I would say, “No, I'm not a parent” even though I loved helping kids. They would always say, “Well, then you don't really get it.”
I brushed it off and worked through that, but once I had my own children, I felt completely different. I had a new perspective on how we explained things to pediatric patients and what the parents were going through. I still couldn’t completely understand their position given I have, knock on wood, healthy children. But it did feel different once I had my own.
I think being a parent means that we can understand the journey that the child is going to go through, both from the child's perspective and from a parent's perspective.
I used to work at a trauma center for Washington. D. C. in the metro area. We saw a lot of trauma and had a young man come in one time for a head trauma and he was declared brain dead over a number of days. I had spoken to the family about organ donation, and the family had decided that they were going to donate his organs.
The medical examiner (ME) wanted to do an autopsy on the child because it was a car accident and there’s some rules for certain things like this. The ME was going to take the body, and if they took the body, then we wouldn't be able to donate the child’s organs. The child who had passed was a healthy kid—he would’ve been able to donate his organs to probably eight, nine, ten people.
His family wanted to donate, but we were being told that we couldn’t save the lives of countless people because one person didn’t want to travel to our hospital to do an autopsy while they're doing organ harvesting. The ME was very rude to me, so I called up a reporter and explained my situation and asked if he found the story interesting, to let me know, because I would call the ME back and tell them that I've talked to him. And the reporter did.
I called the ME back and said, “Just want to let you know, I've talked to so and so from the local NBC station and let them know that you're keeping this family and this child from saving the lives of countless individuals.” I honestly don't even remember what happened, but he didn't say that he was going do it. Then our legal group got a call about five minutes later.
The first thing they told me was that the ME suddenly had a change of heart and was coming over to do the autopsy, and we were going to go through with the organ transplantation. Then I got a talking to about how I handled the situation, that I didn't go through the proper channels.

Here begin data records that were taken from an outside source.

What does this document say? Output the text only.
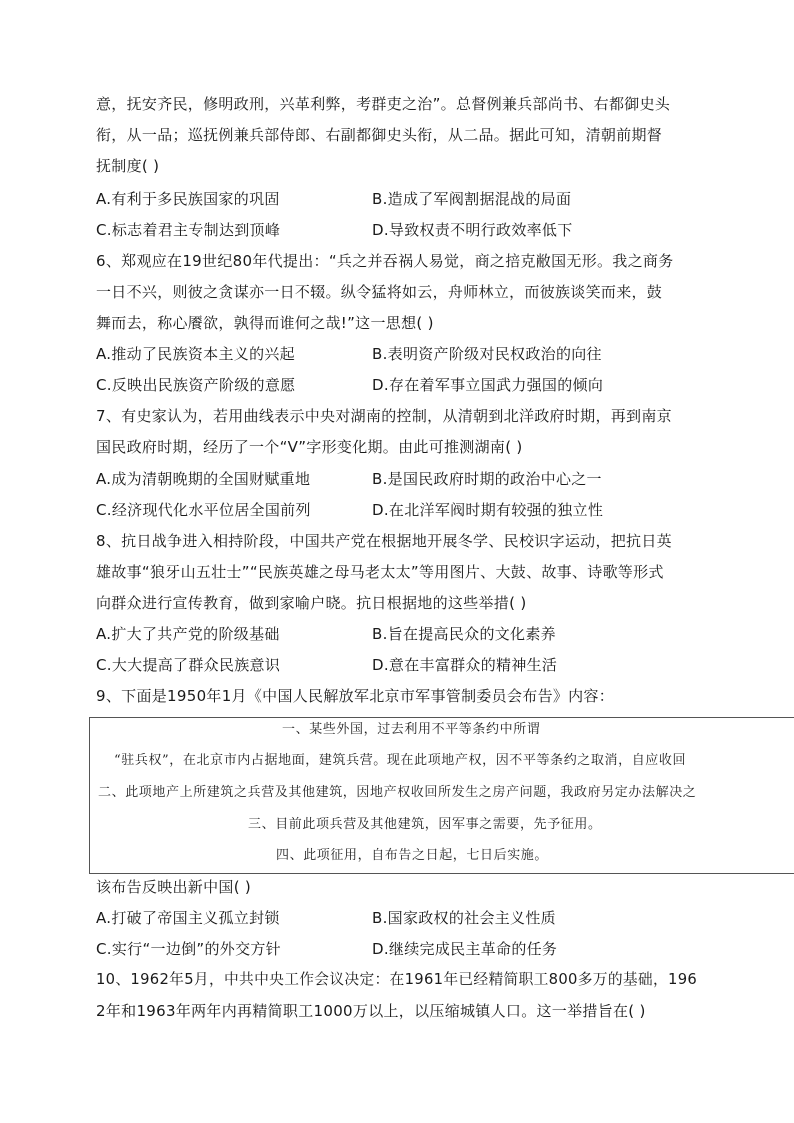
意，抚安齐民，修明政刑，兴革利弊，考群吏之治”。总督例兼兵部尚书、右都御史头
衔，从一品；巡抚例兼兵部侍郎、右副都御史头衔，从二品。据此可知，清朝前期督
抚制度( )
A.有利于多民族国家的巩固	B.造成了军阀割据混战的局面
C.标志着君主专制达到顶峰	D.导致权责不明行政效率低下
6、郑观应在19世纪80年代提出：“兵之并吞祸人易觉，商之掊克敝国无形。我之商务
一日不兴，则彼之贪谋亦一日不辍。纵令猛将如云，舟师林立，而彼族谈笑而来，鼓
舞而去，称心餍欲，孰得而谁何之哉!”这一思想( )
A.推动了民族资本主义的兴起	B.表明资产阶级对民权政治的向往
C.反映出民族资产阶级的意愿	D.存在着军事立国武力强国的倾向
7、有史家认为，若用曲线表示中央对湖南的控制，从清朝到北洋政府时期，再到南京
国民政府时期，经历了一个“V”字形变化期。由此可推测湖南( )
A.成为清朝晚期的全国财赋重地	B.是国民政府时期的政治中心之一
C.经济现代化水平位居全国前列	D.在北洋军阀时期有较强的独立性
8、抗日战争进入相持阶段，中国共产党在根据地开展冬学、民校识字运动，把抗日英
雄故事“狼牙山五壮士”“民族英雄之母马老太太”等用图片、大鼓、故事、诗歌等形式
向群众进行宣传教育，做到家喻户晓。抗日根据地的这些举措( )
A.扩大了共产党的阶级基础	B.旨在提高民众的文化素养
C.大大提高了群众民族意识	D.意在丰富群众的精神生活
9、下面是1950年1月《中国人民解放军北京市军事管制委员会布告》内容：
一、某些外国，过去利用不平等条约中所谓
“驻兵权”，在北京市内占据地面，建筑兵营。现在此项地产权，因不平等条约之取消，自应收回
二、此项地产上所建筑之兵营及其他建筑，因地产权收回所发生之房产问题，我政府另定办法解决之
三、目前此项兵营及其他建筑，因军事之需要，先予征用。
四、此项征用，自布告之日起，七日后实施。
该布告反映出新中国( )
A.打破了帝国主义孤立封锁	B.国家政权的社会主义性质
C.实行“一边倒”的外交方针	D.继续完成民主革命的任务
10、1962年5月，中共中央工作会议决定：在1961年已经精简职工800多万的基础，196
2年和1963年两年内再精简职工1000万以上，以压缩城镇人口。这一举措旨在( )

My director who I was quite close with pulled me into his office and said, “You absolutely did the right thing. Good job.”
His only injury was his head, so he was able to save a lot of kids. I still have the letters from the organ transplants consortium thanking me for the times when I was able to get a family to donate and just how many kids or adults were saved by those organs.

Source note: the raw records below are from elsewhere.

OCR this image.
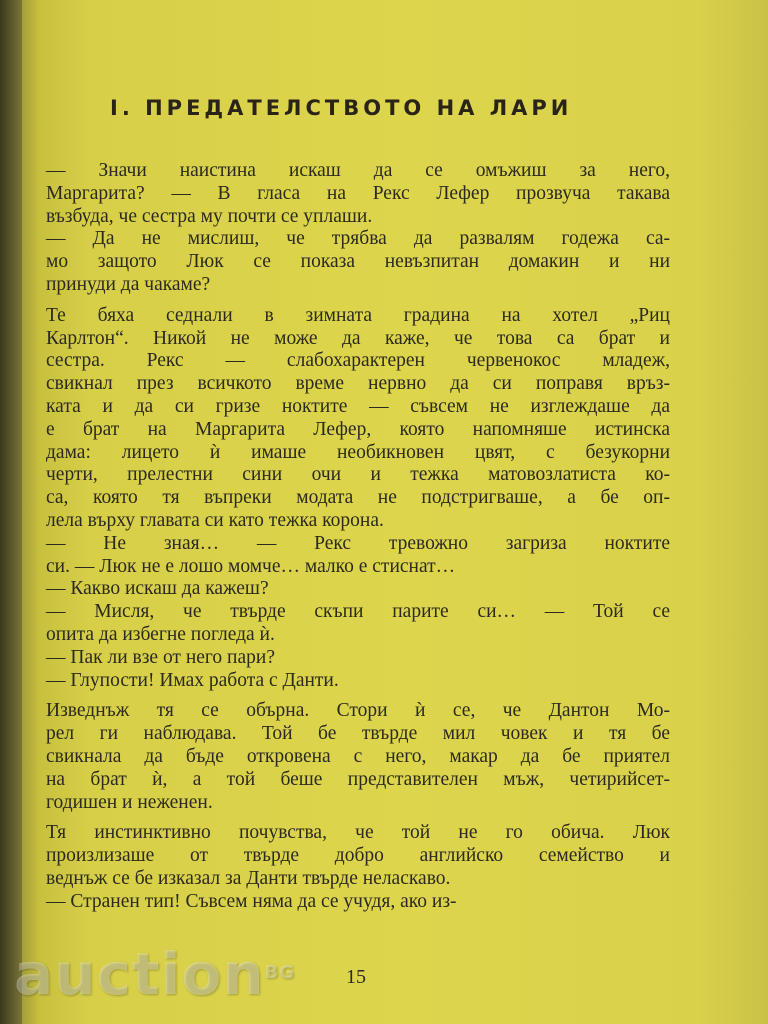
I. ПРЕДАТЕЛСТВОТО НА ЛАРИ
— Значи наистина искаш да се омъжиш за него,
Маргарита? — В гласа на Рекс Лефер прозвуча такава
възбуда, че сестра му почти се уплаши.
— Да не мислиш, че трябва да развалям годежа са-
мо защото Люк се показа невъзпитан домакин и ни
принуди да чакаме?
Те бяха седнали в зимната градина на хотел „Риц
Карлтон“. Никой не може да каже, че това са брат и
сестра. Рекс — слабохарактерен червенокос младеж,
свикнал през всичкото време нервно да си поправя връз-
ката и да си гризе ноктите — съвсем не изглеждаше да
е брат на Маргарита Лефер, която напомняше истинска
дама: лицето ѝ имаше необикновен цвят, с безукорни
черти, прелестни сини очи и тежка матовозлатиста ко-
са, която тя въпреки модата не подстригваше, а бе оп-
лела върху главата си като тежка корона.
— Не зная… — Рекс тревожно загриза ноктите
си. — Люк не е лошо момче… малко е стиснат…
— Какво искаш да кажеш?
— Мисля, че твърде скъпи парите си… — Той се
опита да избегне погледа ѝ.
— Пак ли взе от него пари?
— Глупости! Имах работа с Данти.
Изведнъж тя се обърна. Стори ѝ се, че Дантон Мо-
рел ги наблюдава. Той бе твърде мил човек и тя бе
свикнала да бъде откровена с него, макар да бе приятел
на брат ѝ, а той беше представителен мъж, четирийсет-
годишен и неженен.
Тя инстинктивно почувства, че той не го обича. Люк
произлизаше от твърде добро английско семейство и
веднъж се бе изказал за Данти твърде неласкаво.
— Странен тип! Съвсем няма да се учудя, ако из-
15
auction$^{BG}$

My passion for caring for others certainly goes back to my parents, who both were very big into volunteering in our community growing up. I did a lot of volunteering in high school where I started working in a hospital, which went a long way to shape what I decided to go into as a career.
I eventually did the same for my own kids by bringing them on rounds with me in the hospital on the weekends and to meet some of the patients. I had the opportunity to bring my older daughter with me to go in and see what it was like, which I thought was important. It allowed her to meet the children and see that, while the technology was, of course scary, these children had overcome their ailments using that technology. It gave my children the understanding that it wasn't scary. My children now have more of an interest in volunteering and helping others.
I found my people in the pediatric wards, the nurses, physicians, and additional staff. If you haven't been around those people, find an opportunity to go into one of the great pediatric institutions, because it's 100% different from an adult institution. It goes down to the person serving you coffee, the people there cleaning—it's just a complete attitude difference.
I've always been a big kid, and always gravitated towards the people that are the same.
Children themselves are so resilient. Even kids that have the most serious of illnesses rarely had their attitudes dampen, and even when they are feeling down for a period of time, they have a different attitude that I didn't see in my time working with adult patients.
It’s so inspiring, and I try to bring that to what we do every day on the research side.